Hal ini agar kerumunan jamaah shalat Jumat segera terurai (bubar).

Sebenarnya, sebelum ada protokol kesehatan atau new normal di masjid, khotbah Jumat memang harusnya ringkas, singkat, tidak berlama-lama atau berpanjang lebar.
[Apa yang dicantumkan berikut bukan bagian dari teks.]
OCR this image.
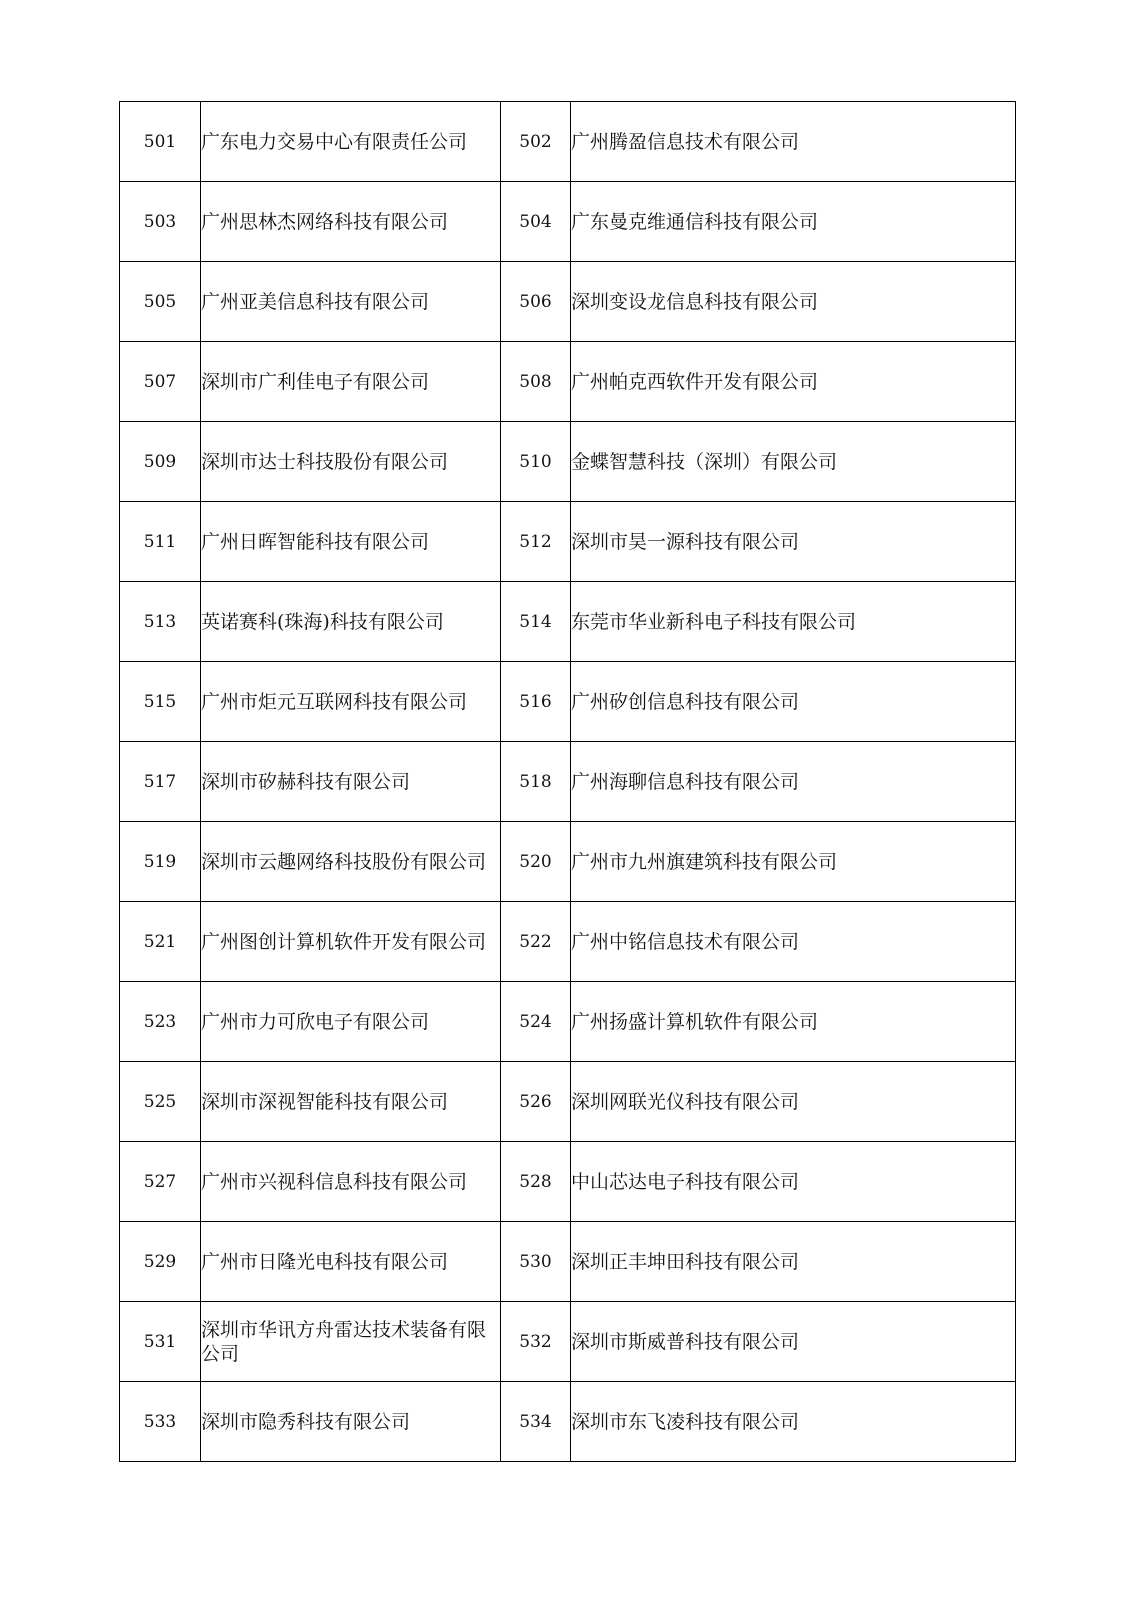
501	广东电力交易中心有限责任公司	502	广州腾盈信息技术有限公司
503	广州思林杰网络科技有限公司	504	广东曼克维通信科技有限公司
505	广州亚美信息科技有限公司	506	深圳变设龙信息科技有限公司
507	深圳市广利佳电子有限公司	508	广州帕克西软件开发有限公司
509	深圳市达士科技股份有限公司	510	金蝶智慧科技（深圳）有限公司
511	广州日晖智能科技有限公司	512	深圳市昊一源科技有限公司
513	英诺赛科(珠海)科技有限公司	514	东莞市华业新科电子科技有限公司
515	广州市炬元互联网科技有限公司	516	广州矽创信息科技有限公司
517	深圳市矽赫科技有限公司	518	广州海聊信息科技有限公司
519	深圳市云趣网络科技股份有限公司	520	广州市九州旗建筑科技有限公司
521	广州图创计算机软件开发有限公司	522	广州中铭信息技术有限公司
523	广州市力可欣电子有限公司	524	广州扬盛计算机软件有限公司
525	深圳市深视智能科技有限公司	526	深圳网联光仪科技有限公司
527	广州市兴视科信息科技有限公司	528	中山芯达电子科技有限公司
529	广州市日隆光电科技有限公司	530	深圳正丰坤田科技有限公司
531	深圳市华讯方舟雷达技术装备有限公司	532	深圳市斯威普科技有限公司
533	深圳市隐秀科技有限公司	534	深圳市东飞凌科技有限公司
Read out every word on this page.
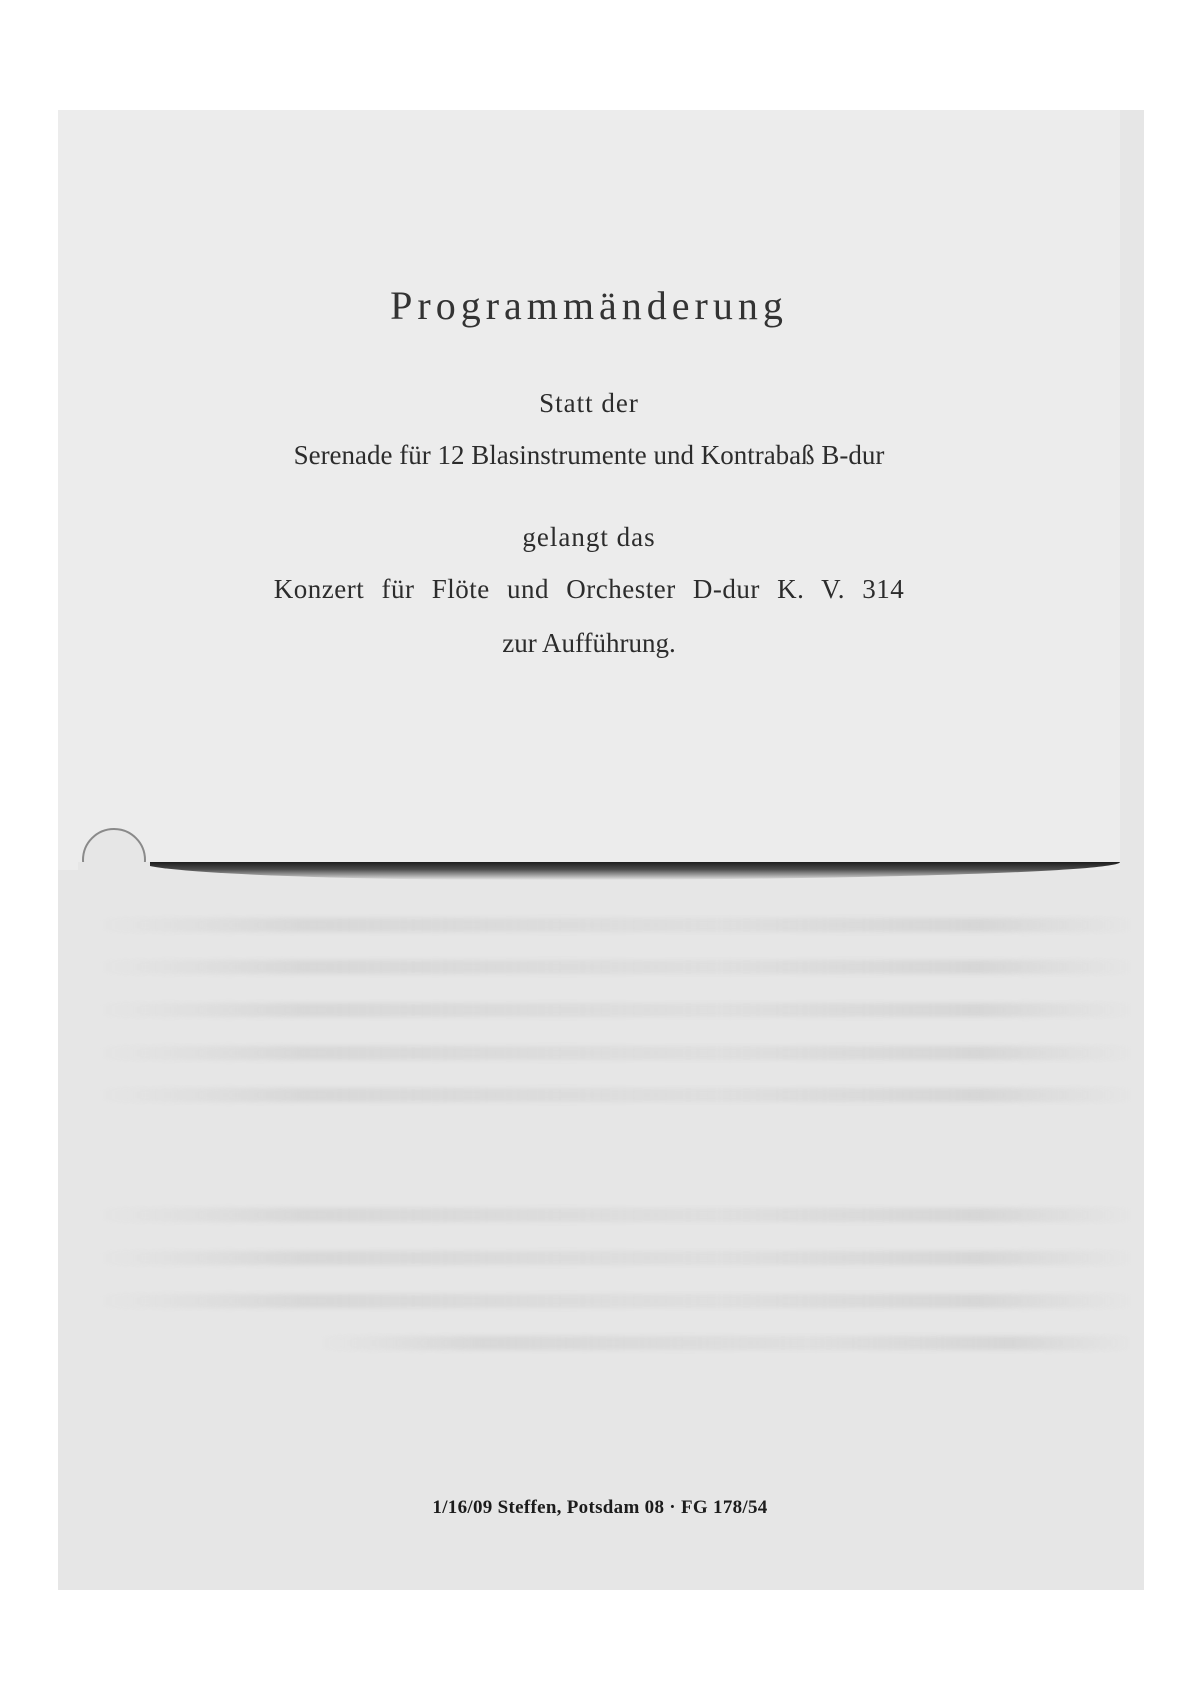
Programmänderung
Statt der
Serenade für 12 Blasinstrumente und Kontrabaß B-dur
gelangt das
Konzert für Flöte und Orchester D-dur K. V. 314
zur Aufführung.
1/16/09 Steffen, Potsdam 08 · FG 178/54
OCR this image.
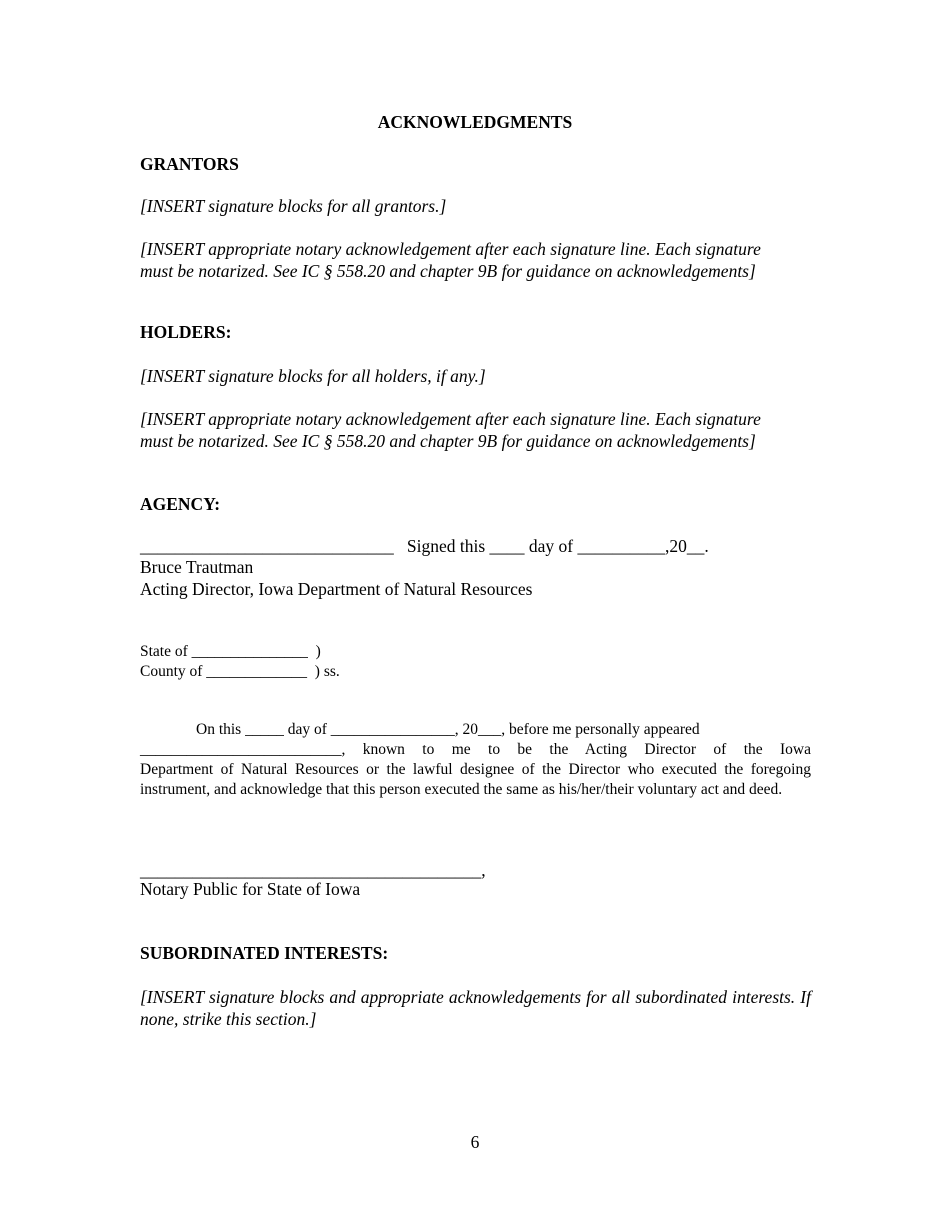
ACKNOWLEDGMENTS

GRANTORS

[INSERT signature blocks for all grantors.]

[INSERT appropriate notary acknowledgement after each signature line. Each signature
must be notarized. See IC § 558.20 and chapter 9B for guidance on acknowledgements]

HOLDERS:

[INSERT signature blocks for all holders, if any.]

[INSERT appropriate notary acknowledgement after each signature line. Each signature
must be notarized. See IC § 558.20 and chapter 9B for guidance on acknowledgements]

AGENCY:

_____________________________   Signed this ____ day of __________,20__.

Bruce Trautman

Acting Director, Iowa Department of Natural Resources

State of _______________  )

County of _____________  ) ss.

On this _____ day of ________________, 20___, before me personally appeared
__________________________, known to me to be the Acting Director of the Iowa
Department of Natural Resources or the lawful designee of the Director who executed the foregoing instrument, and acknowledge that this person executed the same as his/her/their voluntary act and deed.

_______________________________________,

Notary Public for State of Iowa

SUBORDINATED INTERESTS:

[INSERT signature blocks and appropriate acknowledgements for all subordinated interests. If none, strike this section.]

6
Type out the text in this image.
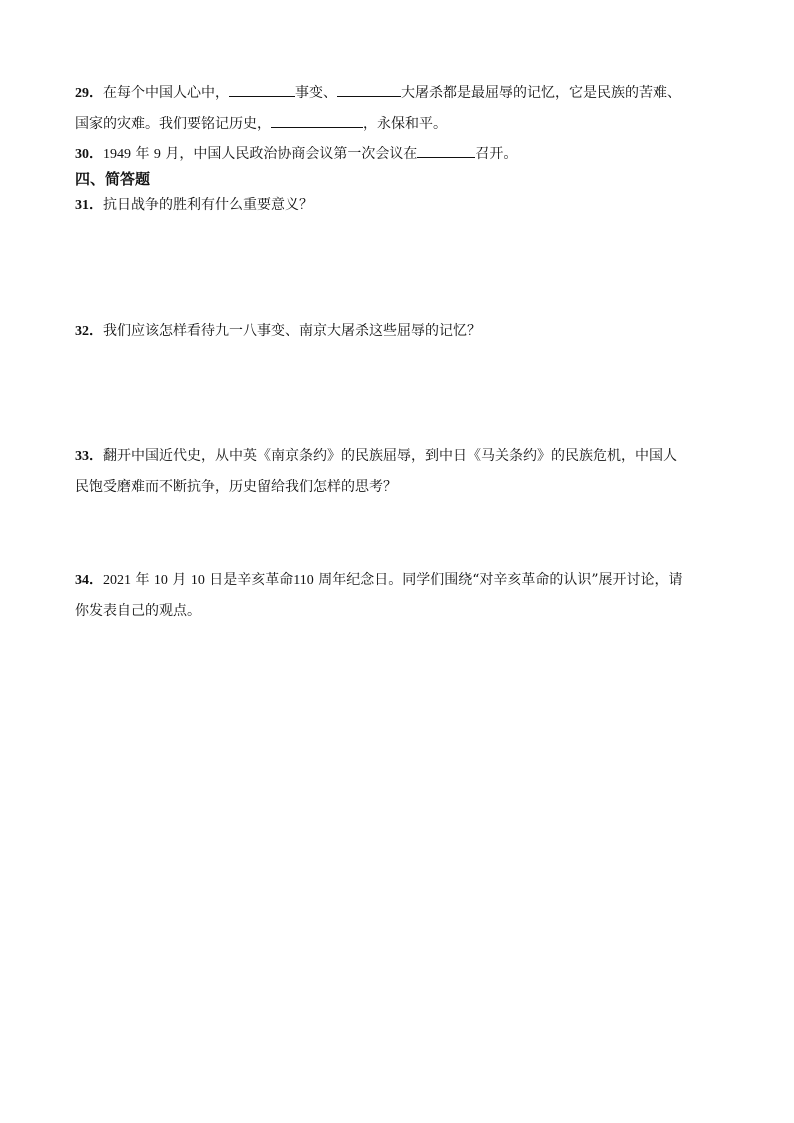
29．在每个中国人心中，	事变、	大屠杀都是最屈辱的记忆，它是民族的苦难、
国家的灾难。我们要铭记历史，	，永保和平。
30．1949 年 9 月，中国人民政治协商会议第一次会议在	召开。
四、简答题
31．抗日战争的胜利有什么重要意义？
32．我们应该怎样看待九一八事变、南京大屠杀这些屈辱的记忆？
33．翻开中国近代史，从中英《南京条约》的民族屈辱，到中日《马关条约》的民族危机，中国人
民饱受磨难而不断抗争，历史留给我们怎样的思考？
34．2021 年 10 月 10 日是辛亥革命110 周年纪念日。同学们围绕“对辛亥革命的认识”展开讨论，请
你发表自己的观点。
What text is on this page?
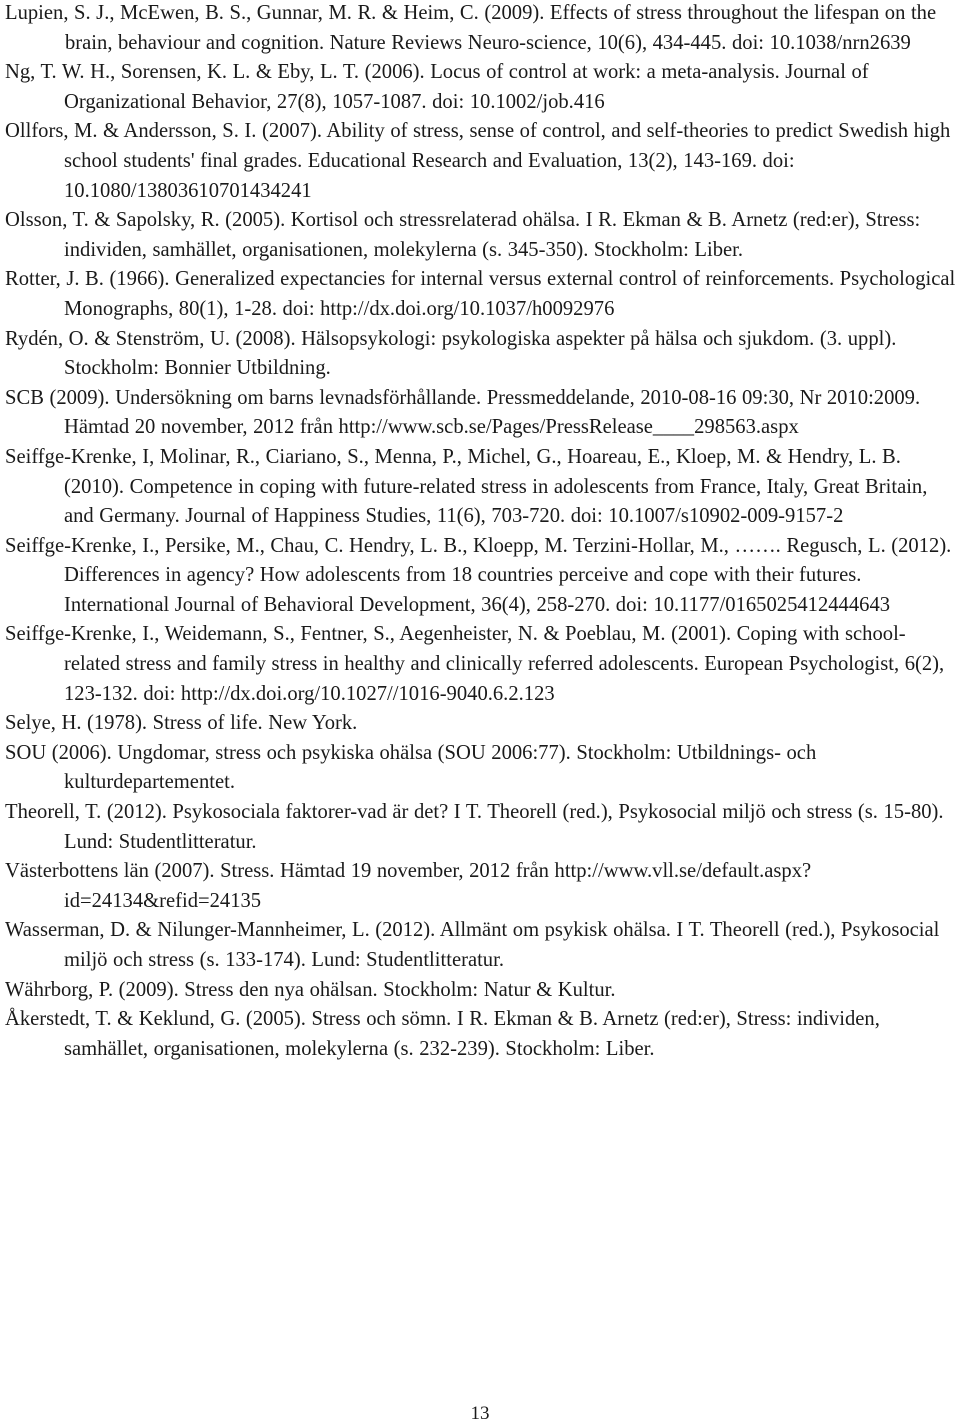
Lupien, S. J., McEwen, B. S., Gunnar, M. R. & Heim, C. (2009). Effects of stress throughout the lifespan on the brain, behaviour and cognition. Nature Reviews Neuro-science, 10(6), 434-445. doi: 10.1038/nrn2639
Ng, T. W. H., Sorensen, K. L. & Eby, L. T. (2006). Locus of control at work: a meta-analysis. Journal of Organizational Behavior, 27(8), 1057-1087. doi: 10.1002/job.416
Ollfors, M. & Andersson, S. I. (2007). Ability of stress, sense of control, and self-theories to predict Swedish high school students' final grades. Educational Research and Evaluation, 13(2), 143-169. doi: 10.1080/13803610701434241
Olsson, T. & Sapolsky, R. (2005). Kortisol och stressrelaterad ohälsa. I R. Ekman & B. Arnetz (red:er), Stress: individen, samhället, organisationen, molekylerna (s. 345-350). Stockholm: Liber.
Rotter, J. B. (1966). Generalized expectancies for internal versus external control of reinforcements. Psychological Monographs, 80(1), 1-28. doi: http://dx.doi.org/10.1037/h0092976
Rydén, O. & Stenström, U. (2008). Hälsopsykologi: psykologiska aspekter på hälsa och sjukdom. (3. uppl). Stockholm: Bonnier Utbildning.
SCB (2009). Undersökning om barns levnadsförhållande. Pressmeddelande, 2010-08-16 09:30, Nr 2010:2009. Hämtad 20 november, 2012 från http://www.scb.se/Pages/PressRelease____298563.aspx
Seiffge-Krenke, I, Molinar, R., Ciariano, S., Menna, P., Michel, G., Hoareau, E., Kloep, M. & Hendry, L. B. (2010). Competence in coping with future-related stress in adolescents from France, Italy, Great Britain, and Germany. Journal of Happiness Studies, 11(6), 703-720. doi: 10.1007/s10902-009-9157-2
Seiffge-Krenke, I., Persike, M., Chau, C. Hendry, L. B., Kloepp, M. Terzini-Hollar, M., ……. Regusch, L. (2012). Differences in agency? How adolescents from 18 countries perceive and cope with their futures. International Journal of Behavioral Development, 36(4), 258-270. doi: 10.1177/0165025412444643
Seiffge-Krenke, I., Weidemann, S., Fentner, S., Aegenheister, N. & Poeblau, M. (2001). Coping with school-related stress and family stress in healthy and clinically referred adolescents. European Psychologist, 6(2), 123-132. doi: http://dx.doi.org/10.1027//1016-9040.6.2.123
Selye, H. (1978). Stress of life. New York.
SOU (2006). Ungdomar, stress och psykiska ohälsa (SOU 2006:77). Stockholm: Utbildnings- och kulturdepartementet.
Theorell, T. (2012). Psykosociala faktorer-vad är det? I T. Theorell (red.), Psykosocial miljö och stress (s. 15-80). Lund: Studentlitteratur.
Västerbottens län (2007). Stress. Hämtad 19 november, 2012 från http://www.vll.se/default.aspx?id=24134&refid=24135
Wasserman, D. & Nilunger-Mannheimer, L. (2012). Allmänt om psykisk ohälsa. I T. Theorell (red.), Psykosocial miljö och stress (s. 133-174). Lund: Studentlitteratur.
Währborg, P. (2009). Stress den nya ohälsan. Stockholm: Natur & Kultur.
Åkerstedt, T. & Keklund, G. (2005). Stress och sömn. I R. Ekman & B. Arnetz (red:er), Stress: individen, samhället, organisationen, molekylerna (s. 232-239). Stockholm: Liber.
13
Khutbah Jumat singkat itu disyariatkan atau diperintahkan oleh Rasulullah Saw. Selain itu, pidato atau ceramah yang lama, panjang, tidak efektif.

Khotib terlalu bertele-tele, tidak fokus, dan "ingin menyampaikan banyak hal dalam satu kesempatan".

Alasan Utama Khotbah Jumat Harus Singkat

Khutbah Jumat harus ringkas, baik ditinjau dari segi agama (syar'i) maupun segi ilmu komunikasi (public speaking).

1. Anjuran Rasulullah Saw

Para khotib disunahkan memendekkan khotbahnya atau tidak berlama-lama, berpanjang-panjang, apalagi bertele-tele dalam khutbah.

Khotbah panjang akan menyebabkan bahasan (tema, materi khotbah) melebar ke mana-mana alias tidak fokus.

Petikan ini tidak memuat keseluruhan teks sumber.